A description/proof of that union of path-connected subspaces is path-connected if subspace of point from each subspace is path-connected
Topics
About: topological space
The table of contents of this article
Starting Context
- The reader knows a definition of path-connected topological space.
- The reader admits the proposition that topological path-connected-ness of 2 points is an equivalence relation.
- The reader admits the proposition that any 2 points that are path-connected on any topological subspace are path-connected on any larger subspace.
Target Context
- The reader will have a description and a proof of the proposition that for any topological space, the union of any possibly uncountable number of path-connected subspaces is path-connected if the subspace of a point from each subspace is path-connected.
Orientation
There is a list of definitions discussed so far in this site.

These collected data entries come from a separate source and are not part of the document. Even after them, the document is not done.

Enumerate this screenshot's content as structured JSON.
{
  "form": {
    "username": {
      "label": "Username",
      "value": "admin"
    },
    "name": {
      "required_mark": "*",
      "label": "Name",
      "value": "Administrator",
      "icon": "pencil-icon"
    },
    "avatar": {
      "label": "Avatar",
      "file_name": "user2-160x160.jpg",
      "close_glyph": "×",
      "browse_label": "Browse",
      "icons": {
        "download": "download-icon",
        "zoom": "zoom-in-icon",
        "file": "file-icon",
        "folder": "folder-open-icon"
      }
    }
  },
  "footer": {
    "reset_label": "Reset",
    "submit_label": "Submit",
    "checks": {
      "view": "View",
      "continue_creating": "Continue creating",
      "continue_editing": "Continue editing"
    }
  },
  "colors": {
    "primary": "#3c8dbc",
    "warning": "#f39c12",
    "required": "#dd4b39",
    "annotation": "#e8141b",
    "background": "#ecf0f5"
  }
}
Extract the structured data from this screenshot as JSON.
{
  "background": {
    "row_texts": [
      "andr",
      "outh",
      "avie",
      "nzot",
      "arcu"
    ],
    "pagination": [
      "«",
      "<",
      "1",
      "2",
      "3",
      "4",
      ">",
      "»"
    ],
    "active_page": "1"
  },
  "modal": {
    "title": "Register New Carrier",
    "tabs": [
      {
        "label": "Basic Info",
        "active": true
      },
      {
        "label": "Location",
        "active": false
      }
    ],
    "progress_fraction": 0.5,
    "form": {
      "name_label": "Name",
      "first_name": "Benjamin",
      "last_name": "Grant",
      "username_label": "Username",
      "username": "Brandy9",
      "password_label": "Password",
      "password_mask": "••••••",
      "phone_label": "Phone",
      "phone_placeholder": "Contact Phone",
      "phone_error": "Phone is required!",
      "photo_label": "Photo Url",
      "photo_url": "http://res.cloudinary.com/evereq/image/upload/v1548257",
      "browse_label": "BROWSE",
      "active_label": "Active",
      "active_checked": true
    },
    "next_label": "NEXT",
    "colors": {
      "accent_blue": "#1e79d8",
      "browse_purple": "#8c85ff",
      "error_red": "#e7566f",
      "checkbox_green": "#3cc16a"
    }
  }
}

There is a list of propositions discussed so far in this site.
Main Body
1: Description
For any topological space, \(T\), and any possibly uncountable number of path-connected topological subspaces, \(\{S_\alpha\}\), \(S_\alpha \subseteq T\), \(\cup_\alpha S_\alpha\) is path-connected if the subspace as a point from each \(S_\alpha\), \(\{p_\alpha\}\) where \(p_\alpha \in S_\alpha\), is path-connected.
2: Proof
Note the proposition that any 2 points that are path-connected on any topological subspace are path-connected on any larger subspace.
For any \(p_1, p_2 \in \cup_\alpha S_\alpha\), \(p_1 \in S_{\alpha_1}\) and \(p_2 \in S_{\alpha_2}\) for an \(\alpha_1\) and an \(\alpha_2\). \(p_1\) and \(p_{\alpha_1}\) are path-connected on \(S_{\alpha_1}\), so, path-connected on the larger \(\cup_\alpha S_\alpha\), \(p_2\) and \(p_{\alpha_2}\) are path-connected on \(S_{\alpha_2}\), so, path-connected on the larger \(\cup_\alpha S_\alpha\), and \(p_{\alpha_1}\) and \(p_{\alpha_2}\) are path-connected on \(\{p_\alpha\}\), so, path-connected on the larger \(\cup_\alpha S_\alpha\), so, by the proposition that path-connected-ness of 2 points is an equivalence relation, \(p_1\) and \(p_2\) are path-connected on \(\cup_\alpha S_\alpha\).